BACKGROUND: Anti-isoleucyl-transfer RNA synthetase (anti-OJ) autoantibody-positive anti-synthetase syndrome (ASS) is a rare systemic autoimmune disease that manifests as an inflammatory myopathy and interstitial lung disease. We present a case of an anti-OJ antibody-positive ASS, with recurrent joint pain and fever, significantly elevated inflammatory markers, occult myositis but no interstitial pneumonia. This clinical presentation of an anti-OJ antibody-positive ASS has not been reported before. CASE DESCRIPTION: A 75-year-old male, was admitted to our hospital complaining of recurrent joint pain for more than 1 year, recurrent fever for 6 months, and recurrence of joint pain and fever for 1 week. The patient had a history of chronic viral hepatitis B, hepatocellular carcinoma (HCC) surgery 11 years ago, hypertension and type 2 diabetes.
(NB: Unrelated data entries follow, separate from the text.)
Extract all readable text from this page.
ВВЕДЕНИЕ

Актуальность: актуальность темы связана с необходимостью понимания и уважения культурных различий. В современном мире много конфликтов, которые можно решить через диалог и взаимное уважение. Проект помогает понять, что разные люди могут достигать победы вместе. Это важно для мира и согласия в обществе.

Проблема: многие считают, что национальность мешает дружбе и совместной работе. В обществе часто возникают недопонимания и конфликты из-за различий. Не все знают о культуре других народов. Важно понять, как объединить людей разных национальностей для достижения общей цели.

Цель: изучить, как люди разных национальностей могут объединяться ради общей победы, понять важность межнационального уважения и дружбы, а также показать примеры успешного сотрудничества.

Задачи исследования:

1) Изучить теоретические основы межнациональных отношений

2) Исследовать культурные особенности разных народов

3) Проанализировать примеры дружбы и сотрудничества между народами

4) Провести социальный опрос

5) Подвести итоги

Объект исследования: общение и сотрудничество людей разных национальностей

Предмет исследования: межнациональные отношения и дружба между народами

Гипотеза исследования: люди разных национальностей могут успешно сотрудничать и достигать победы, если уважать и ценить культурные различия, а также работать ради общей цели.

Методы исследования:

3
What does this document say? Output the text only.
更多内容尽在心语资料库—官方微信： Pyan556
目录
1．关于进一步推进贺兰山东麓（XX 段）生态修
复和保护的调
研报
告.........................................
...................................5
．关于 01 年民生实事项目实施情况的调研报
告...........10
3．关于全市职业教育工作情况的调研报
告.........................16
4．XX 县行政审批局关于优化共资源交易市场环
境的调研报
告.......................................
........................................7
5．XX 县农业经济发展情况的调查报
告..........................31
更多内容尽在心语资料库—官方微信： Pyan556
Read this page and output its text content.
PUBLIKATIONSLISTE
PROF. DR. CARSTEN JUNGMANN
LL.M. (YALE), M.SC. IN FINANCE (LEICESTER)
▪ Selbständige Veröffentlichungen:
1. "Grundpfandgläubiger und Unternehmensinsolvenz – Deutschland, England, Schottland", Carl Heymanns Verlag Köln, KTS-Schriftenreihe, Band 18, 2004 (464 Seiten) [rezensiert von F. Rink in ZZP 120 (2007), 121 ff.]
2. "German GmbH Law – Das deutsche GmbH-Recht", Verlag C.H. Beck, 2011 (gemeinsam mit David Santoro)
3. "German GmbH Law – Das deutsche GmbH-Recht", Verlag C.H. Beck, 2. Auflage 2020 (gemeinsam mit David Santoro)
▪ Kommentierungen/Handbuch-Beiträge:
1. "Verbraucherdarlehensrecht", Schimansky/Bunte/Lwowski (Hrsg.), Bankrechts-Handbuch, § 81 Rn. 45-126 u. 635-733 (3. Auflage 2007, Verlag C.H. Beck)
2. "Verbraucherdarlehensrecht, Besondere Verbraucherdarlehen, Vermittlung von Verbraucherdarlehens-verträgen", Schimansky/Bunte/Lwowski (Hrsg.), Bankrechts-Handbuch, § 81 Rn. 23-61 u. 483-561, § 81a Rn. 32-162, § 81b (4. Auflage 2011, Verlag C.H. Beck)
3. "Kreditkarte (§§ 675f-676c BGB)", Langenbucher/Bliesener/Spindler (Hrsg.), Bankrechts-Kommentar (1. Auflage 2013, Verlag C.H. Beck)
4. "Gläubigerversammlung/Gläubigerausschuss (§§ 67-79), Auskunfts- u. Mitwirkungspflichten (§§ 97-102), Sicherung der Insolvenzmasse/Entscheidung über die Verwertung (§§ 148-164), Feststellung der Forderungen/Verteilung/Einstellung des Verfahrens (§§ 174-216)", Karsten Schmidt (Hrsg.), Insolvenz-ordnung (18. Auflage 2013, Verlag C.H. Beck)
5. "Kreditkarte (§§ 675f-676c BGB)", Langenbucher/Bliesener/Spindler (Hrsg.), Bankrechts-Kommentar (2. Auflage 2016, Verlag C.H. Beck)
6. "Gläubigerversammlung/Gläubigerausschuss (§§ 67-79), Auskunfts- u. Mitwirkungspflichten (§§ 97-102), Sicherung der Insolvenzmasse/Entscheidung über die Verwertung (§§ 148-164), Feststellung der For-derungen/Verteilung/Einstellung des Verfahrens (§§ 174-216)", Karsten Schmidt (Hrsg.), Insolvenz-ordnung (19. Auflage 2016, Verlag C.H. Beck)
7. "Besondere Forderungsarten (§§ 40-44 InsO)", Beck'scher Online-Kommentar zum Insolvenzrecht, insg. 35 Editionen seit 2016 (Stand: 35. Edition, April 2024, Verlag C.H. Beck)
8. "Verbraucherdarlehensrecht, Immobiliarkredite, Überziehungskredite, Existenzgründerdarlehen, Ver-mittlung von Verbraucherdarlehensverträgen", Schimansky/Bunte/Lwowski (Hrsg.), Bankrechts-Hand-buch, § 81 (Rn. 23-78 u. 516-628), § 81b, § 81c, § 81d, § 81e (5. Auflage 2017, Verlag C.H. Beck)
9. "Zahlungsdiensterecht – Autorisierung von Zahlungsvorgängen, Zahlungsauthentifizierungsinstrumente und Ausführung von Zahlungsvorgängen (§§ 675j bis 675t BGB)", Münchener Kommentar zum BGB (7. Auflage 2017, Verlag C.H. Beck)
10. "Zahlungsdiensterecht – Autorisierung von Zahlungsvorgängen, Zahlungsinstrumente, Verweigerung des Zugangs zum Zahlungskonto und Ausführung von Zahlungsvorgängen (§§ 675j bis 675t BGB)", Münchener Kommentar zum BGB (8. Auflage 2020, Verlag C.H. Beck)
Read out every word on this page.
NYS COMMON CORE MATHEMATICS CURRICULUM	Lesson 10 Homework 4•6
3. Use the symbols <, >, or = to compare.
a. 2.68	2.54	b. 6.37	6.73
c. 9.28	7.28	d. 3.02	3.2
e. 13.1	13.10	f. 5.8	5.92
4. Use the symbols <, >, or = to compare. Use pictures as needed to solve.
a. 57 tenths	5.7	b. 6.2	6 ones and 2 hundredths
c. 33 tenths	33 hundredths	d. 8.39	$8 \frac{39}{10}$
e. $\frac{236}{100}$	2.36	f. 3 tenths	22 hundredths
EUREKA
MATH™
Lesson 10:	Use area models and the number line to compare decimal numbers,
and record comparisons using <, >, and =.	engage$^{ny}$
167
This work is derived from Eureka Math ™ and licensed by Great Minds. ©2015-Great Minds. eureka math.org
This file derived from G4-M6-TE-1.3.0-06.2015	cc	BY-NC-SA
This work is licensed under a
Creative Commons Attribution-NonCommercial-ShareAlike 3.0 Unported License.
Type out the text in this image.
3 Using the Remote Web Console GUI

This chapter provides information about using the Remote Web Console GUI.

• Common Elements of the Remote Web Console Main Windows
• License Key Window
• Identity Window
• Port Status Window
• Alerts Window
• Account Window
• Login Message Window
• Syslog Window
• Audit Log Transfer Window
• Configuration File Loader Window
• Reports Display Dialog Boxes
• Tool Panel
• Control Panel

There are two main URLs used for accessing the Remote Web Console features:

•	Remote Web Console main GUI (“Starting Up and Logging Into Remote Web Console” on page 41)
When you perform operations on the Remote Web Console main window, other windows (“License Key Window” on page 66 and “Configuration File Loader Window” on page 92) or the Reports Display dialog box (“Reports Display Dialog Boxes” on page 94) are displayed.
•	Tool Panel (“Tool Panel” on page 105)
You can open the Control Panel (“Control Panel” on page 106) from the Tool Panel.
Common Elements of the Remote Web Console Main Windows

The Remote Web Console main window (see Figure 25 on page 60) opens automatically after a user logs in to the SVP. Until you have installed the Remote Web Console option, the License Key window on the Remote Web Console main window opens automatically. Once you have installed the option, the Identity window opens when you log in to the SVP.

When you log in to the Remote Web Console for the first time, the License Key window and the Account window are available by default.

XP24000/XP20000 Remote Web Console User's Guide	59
In the past year, the patient visited Departments of orthopedics, Infectious Medicine and rheumatology for many times, and has undergone positron emission tomography-computed tomography (PET-CT), bone marrow puncture and other examinations, but the cause was still unknown. On admission, physical examination showed that the temperature was 39.6 ℃, and there was tenderness in multiple joints and muscles, such as the left ankle, the right shoulder, the left wrist, biceps brachii and quadriceps femoris, and so on. The laboratory results showed white blood cell (WBC) count of 30,500/µL (neutrophils: 90.1%), C-reactive protein (CRP): 140.79 mg/dL, Creatine Kinase and creatine kinase-MB were normal. Because of the muscle tenderness, myositis antibody tests were performed and the anti-OJ autoantibody was positive. Asking the medical history in detail, the patient had myasthenia, which was covered up due to prominent joint pain and fever. The patient had no interstitial pneumonia and mechanic’s hand. Recurrent hepatocellular carcinoma was confirmed 1 year after the diagnosis of ASS, and the clinical symptoms were relieved after surgical resection. CONCLUSIONS: We report this rare case of anti-OJ antibody-positive ASS with atypical manifestations to raise awareness of the disease for clinicians. For patients with recurrent unexplained arthritis with fever, we should consider ASS, and myositis antibody tests should be performed if necessary. Patients with a history of tumours should be monitored for tumour recurrence.